Falls Lake - a closer look
This past weekend, Lenny and I took our granddaughter camping at Falls Lake Recreation Area just outside of Raleigh. Falls Lake is not wilderness but what areas east of the Mississippi really are?
We camped at Rolling View and hiked eight miles of the Mountains-to-Sea Trail. I wanted to see the famous bridge that Friends of the MST built. See above.
I had done this section back in January 2010, when I was working on walking the whole MST. But by now it was all new to me. And besides, we were here at a different time of the year.
Here, the trail is on rolling hills lined with loblolly pines, white pines, and tulip trees. At several points, we came out to the lake and just stared. Way out in the distance, a boater motored across. But otherwise, there was no activity. On a beautiful Saturday, Earth Day no less, we had the trail to ourselves.

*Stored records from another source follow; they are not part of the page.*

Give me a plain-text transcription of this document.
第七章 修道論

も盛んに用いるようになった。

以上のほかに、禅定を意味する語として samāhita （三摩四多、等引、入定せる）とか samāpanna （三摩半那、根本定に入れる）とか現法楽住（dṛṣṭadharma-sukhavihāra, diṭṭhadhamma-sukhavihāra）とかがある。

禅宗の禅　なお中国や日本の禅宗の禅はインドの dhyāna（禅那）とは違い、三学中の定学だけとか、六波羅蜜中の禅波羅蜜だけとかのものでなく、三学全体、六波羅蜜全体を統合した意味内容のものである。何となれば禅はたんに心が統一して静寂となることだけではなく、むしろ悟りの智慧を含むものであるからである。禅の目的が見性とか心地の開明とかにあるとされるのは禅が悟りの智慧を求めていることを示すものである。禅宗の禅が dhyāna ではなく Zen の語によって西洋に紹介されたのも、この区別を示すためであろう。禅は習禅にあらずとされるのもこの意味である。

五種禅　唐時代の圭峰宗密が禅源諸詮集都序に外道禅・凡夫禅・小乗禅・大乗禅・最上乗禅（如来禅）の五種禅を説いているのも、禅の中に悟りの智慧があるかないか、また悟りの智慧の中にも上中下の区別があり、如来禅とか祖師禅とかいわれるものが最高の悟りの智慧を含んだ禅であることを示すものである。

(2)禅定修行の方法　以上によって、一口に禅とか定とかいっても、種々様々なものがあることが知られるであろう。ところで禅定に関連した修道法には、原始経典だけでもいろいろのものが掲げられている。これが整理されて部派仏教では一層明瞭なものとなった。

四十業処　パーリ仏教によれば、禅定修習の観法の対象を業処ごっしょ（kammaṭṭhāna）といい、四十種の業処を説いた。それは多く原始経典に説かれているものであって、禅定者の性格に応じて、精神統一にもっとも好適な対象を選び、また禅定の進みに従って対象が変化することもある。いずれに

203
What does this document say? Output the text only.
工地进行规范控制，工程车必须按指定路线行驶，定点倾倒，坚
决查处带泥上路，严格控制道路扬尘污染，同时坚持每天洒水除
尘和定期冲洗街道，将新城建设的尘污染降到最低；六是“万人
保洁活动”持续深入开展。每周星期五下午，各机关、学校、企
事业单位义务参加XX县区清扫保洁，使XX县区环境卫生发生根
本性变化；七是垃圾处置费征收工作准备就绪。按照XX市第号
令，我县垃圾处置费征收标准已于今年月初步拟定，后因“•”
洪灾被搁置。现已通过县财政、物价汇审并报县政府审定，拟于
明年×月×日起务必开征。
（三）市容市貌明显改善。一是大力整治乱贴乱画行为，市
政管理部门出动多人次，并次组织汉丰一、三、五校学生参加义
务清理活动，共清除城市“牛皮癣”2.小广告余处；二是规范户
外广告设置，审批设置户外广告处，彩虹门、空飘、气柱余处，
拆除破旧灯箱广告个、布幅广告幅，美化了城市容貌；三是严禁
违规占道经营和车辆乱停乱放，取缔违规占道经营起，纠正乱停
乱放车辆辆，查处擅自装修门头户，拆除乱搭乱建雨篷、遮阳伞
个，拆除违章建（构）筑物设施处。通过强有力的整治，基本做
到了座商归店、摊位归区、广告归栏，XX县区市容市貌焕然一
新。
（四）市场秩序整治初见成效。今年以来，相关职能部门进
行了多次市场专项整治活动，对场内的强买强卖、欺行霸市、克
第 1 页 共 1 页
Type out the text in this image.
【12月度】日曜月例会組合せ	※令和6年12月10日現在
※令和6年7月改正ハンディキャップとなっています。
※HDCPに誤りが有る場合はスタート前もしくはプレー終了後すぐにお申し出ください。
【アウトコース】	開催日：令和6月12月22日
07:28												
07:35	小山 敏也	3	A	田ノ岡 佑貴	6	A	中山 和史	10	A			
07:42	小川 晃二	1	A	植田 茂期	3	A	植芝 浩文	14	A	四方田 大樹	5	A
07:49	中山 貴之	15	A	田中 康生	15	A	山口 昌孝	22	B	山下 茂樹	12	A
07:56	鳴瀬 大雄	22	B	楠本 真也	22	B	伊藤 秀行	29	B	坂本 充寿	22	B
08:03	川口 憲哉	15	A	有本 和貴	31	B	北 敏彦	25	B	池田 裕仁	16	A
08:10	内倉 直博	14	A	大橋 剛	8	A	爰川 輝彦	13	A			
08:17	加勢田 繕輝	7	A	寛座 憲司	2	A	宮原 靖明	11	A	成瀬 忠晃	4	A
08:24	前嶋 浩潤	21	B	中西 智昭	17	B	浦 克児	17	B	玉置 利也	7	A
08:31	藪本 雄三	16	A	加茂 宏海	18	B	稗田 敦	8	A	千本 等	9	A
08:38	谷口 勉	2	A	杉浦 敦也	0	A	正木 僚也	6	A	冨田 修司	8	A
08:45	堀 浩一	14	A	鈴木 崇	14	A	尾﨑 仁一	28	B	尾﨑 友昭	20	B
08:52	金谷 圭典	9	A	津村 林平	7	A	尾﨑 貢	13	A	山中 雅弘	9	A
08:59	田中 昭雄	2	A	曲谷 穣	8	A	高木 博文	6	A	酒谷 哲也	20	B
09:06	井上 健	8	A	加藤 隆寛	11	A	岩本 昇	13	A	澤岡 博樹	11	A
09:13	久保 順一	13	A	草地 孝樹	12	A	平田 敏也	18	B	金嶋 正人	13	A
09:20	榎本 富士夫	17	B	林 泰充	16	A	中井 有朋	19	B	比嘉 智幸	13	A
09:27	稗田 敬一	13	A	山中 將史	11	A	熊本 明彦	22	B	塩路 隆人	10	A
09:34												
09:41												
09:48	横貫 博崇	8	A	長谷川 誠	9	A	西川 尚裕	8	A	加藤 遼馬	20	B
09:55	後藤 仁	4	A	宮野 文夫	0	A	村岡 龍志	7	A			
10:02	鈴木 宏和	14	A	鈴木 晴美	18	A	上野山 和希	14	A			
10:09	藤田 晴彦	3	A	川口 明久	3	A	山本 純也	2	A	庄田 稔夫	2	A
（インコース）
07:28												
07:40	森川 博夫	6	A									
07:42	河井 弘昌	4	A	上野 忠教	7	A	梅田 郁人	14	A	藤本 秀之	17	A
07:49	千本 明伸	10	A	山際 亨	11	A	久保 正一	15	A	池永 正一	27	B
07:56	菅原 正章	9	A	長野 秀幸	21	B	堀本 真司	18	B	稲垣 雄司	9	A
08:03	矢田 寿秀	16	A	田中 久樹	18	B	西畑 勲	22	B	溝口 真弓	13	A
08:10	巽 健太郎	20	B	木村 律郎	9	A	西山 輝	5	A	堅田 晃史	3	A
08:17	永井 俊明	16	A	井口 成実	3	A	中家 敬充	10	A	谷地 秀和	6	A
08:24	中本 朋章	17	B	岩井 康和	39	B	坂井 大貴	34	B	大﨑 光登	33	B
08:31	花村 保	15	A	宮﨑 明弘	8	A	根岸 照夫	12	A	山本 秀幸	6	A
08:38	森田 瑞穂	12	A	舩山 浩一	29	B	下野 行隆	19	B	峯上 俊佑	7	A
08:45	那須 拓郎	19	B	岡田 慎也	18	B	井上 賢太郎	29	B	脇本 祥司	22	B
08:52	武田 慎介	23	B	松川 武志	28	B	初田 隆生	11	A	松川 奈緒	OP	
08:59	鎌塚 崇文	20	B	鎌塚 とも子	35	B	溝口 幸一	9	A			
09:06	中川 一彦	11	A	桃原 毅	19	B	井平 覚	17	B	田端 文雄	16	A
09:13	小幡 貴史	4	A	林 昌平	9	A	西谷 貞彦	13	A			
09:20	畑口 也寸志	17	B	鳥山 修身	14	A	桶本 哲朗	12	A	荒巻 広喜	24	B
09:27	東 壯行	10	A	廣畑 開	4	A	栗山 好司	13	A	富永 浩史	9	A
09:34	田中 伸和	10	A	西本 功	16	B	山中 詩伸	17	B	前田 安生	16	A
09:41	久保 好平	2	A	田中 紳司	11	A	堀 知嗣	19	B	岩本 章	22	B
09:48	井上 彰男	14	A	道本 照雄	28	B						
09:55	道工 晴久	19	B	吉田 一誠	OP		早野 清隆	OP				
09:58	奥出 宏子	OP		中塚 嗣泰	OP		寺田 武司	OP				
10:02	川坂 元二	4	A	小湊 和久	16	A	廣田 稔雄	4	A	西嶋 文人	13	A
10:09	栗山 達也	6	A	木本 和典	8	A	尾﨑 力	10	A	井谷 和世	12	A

The Army Corps of Engineers finished the dam on the Neuse River in 1981, creating Falls Lake. People who lived around the river, had to move out and left many modern artifacts. We came across bricks and a modern barbecue grill. On other sections around Fall Lake, homes and tobacco barns have been left.
The land seemed to have restored itself. With just a cursory look at the scenery, you might call it scrub. But with a child, you look closer and you stop at everything.
Children love lists. On the hike, we made a list of all the wildlife we saw:
Toads, butterflies, caterpillars, a box turtle, centipedes, grasshoppers, spiders, robins, sparrows, crows, mocking bird and a lone sandpiper around the bridge.
We heard a woodpecker and swatted at lots of gnats - yes, we counted gnats. I also saw a deer leap across the road through the campgrounds.
This is an impressive list, given that the land has only had a chance to recuperate for about 30 years.
Flowers were harder to identify. Bluets were huge, compared to those in the mountains. Blue-eyed grass and blackberry flowers were plentiful. I just identified this lily as an Atamasco lily. From the website, I learned that
Rafts of lovely white atamasco lilies announce the arrival of spring in moist open woodlands, meadows and along country roads throughout the southeastern U.S. from Virginia to Mississippi and the northern half of Florida.
I won't find this lily in the mountains.
But what is the other flower, here to the right?
Can anyone help identify it?
We reached the bridge over a finger of the Lake, a beautiful arched bridge, built by Friends of the MST volunteers. Before the bridge, long-distance hikers had to walk about five extra miles around the water. On the other side of the bridge is an island leading to a series of boardwalks.
There's a lot of water between boardwalks. There's been a lot of rain lately and the area is flooded. Word has it that the task force will fill in with more boardwalks. We had lunch at the bridge and walked back.